Non-Gaussianity effect of petrophysical quantities by using q-entropy and multi fractal random walk

Abstract

The geological systems such as petroleum reservoirs is investigated by the entropy introduced by Tsallis and multiplicative hierarchical cascade model. When non-Gaussianity appears, it is sign of uncertainty and phase transition, which could be sign of existence of petroleum reservoirs. Two important parameters which describe a system at any scale are determined; the non-Gaussian degree, q, announced in entropy and the intermittency, λ2, which explains a critical behavior in the system. There exist some petrophysical indicators in order to characterize a reservoir, but there is vacancy to measure scaling information contain in comparison with together, yet. In this article, we compare the non-Gaussianity in three selected indicators in various scales. The quantities investigated in this article includes Gamma emission (GR), sonic transient time (DT) and Neutron porosity (NPHI).
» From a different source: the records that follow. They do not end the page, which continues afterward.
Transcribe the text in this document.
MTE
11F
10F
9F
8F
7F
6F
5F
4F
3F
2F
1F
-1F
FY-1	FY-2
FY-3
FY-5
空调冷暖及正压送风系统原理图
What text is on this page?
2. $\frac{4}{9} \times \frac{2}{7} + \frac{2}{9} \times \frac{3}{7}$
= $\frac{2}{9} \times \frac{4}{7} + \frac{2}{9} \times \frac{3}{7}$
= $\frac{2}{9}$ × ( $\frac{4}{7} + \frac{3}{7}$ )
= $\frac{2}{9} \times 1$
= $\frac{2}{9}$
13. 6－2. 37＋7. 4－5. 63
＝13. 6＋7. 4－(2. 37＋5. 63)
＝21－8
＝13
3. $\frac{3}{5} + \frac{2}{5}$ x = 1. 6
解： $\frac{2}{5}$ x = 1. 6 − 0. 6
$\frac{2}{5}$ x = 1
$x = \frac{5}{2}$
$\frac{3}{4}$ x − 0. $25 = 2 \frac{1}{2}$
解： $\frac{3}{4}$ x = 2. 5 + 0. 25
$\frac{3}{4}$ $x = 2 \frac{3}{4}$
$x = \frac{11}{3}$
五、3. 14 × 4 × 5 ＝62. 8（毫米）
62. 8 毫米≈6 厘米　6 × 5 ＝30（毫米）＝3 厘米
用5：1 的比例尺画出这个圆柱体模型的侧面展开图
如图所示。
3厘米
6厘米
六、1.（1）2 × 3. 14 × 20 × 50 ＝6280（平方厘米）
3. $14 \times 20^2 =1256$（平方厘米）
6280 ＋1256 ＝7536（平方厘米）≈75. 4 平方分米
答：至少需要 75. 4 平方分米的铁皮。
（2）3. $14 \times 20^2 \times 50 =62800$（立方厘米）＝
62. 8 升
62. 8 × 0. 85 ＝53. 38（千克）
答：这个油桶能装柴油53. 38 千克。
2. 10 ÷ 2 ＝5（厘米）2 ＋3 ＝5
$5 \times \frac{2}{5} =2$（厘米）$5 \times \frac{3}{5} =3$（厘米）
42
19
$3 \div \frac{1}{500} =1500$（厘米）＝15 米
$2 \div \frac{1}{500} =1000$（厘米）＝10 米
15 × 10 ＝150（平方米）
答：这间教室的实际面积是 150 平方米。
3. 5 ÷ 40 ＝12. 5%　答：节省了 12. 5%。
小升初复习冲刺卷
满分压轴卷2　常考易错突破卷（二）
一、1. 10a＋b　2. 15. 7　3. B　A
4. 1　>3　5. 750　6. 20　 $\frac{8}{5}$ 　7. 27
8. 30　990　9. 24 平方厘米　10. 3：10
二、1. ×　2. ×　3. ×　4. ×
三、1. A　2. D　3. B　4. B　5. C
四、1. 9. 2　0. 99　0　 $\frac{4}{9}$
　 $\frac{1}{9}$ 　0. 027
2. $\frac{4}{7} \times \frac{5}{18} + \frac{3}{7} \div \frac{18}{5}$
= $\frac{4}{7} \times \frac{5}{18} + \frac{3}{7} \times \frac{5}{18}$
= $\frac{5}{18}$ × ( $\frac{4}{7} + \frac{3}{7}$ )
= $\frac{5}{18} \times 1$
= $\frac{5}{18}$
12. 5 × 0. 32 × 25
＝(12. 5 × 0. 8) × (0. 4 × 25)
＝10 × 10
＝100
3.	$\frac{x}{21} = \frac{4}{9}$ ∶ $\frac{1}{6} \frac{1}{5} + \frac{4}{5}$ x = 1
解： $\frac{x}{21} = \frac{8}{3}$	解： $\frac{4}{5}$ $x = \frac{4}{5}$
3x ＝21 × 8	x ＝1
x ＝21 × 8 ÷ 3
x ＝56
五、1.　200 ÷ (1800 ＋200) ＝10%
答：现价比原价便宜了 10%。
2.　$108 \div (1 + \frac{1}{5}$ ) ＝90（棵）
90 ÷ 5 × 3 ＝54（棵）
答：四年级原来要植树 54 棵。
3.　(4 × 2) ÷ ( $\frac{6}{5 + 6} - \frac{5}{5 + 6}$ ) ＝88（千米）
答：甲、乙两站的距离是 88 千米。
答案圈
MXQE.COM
It is observed that GR has a fat tailed PDF at all scales which is a sign of phase transition in the system which indicates high q and λ2. This results in the availability of valuable information about this quantity. NPHI displays a scale dependence of PDF which converges to a Gaussian at large scales. This is a sign of a separated and uncorrelated porosity at large scales. For the DT series, small λ2 and q at all scales are a hallmark of local correlations in this quantity.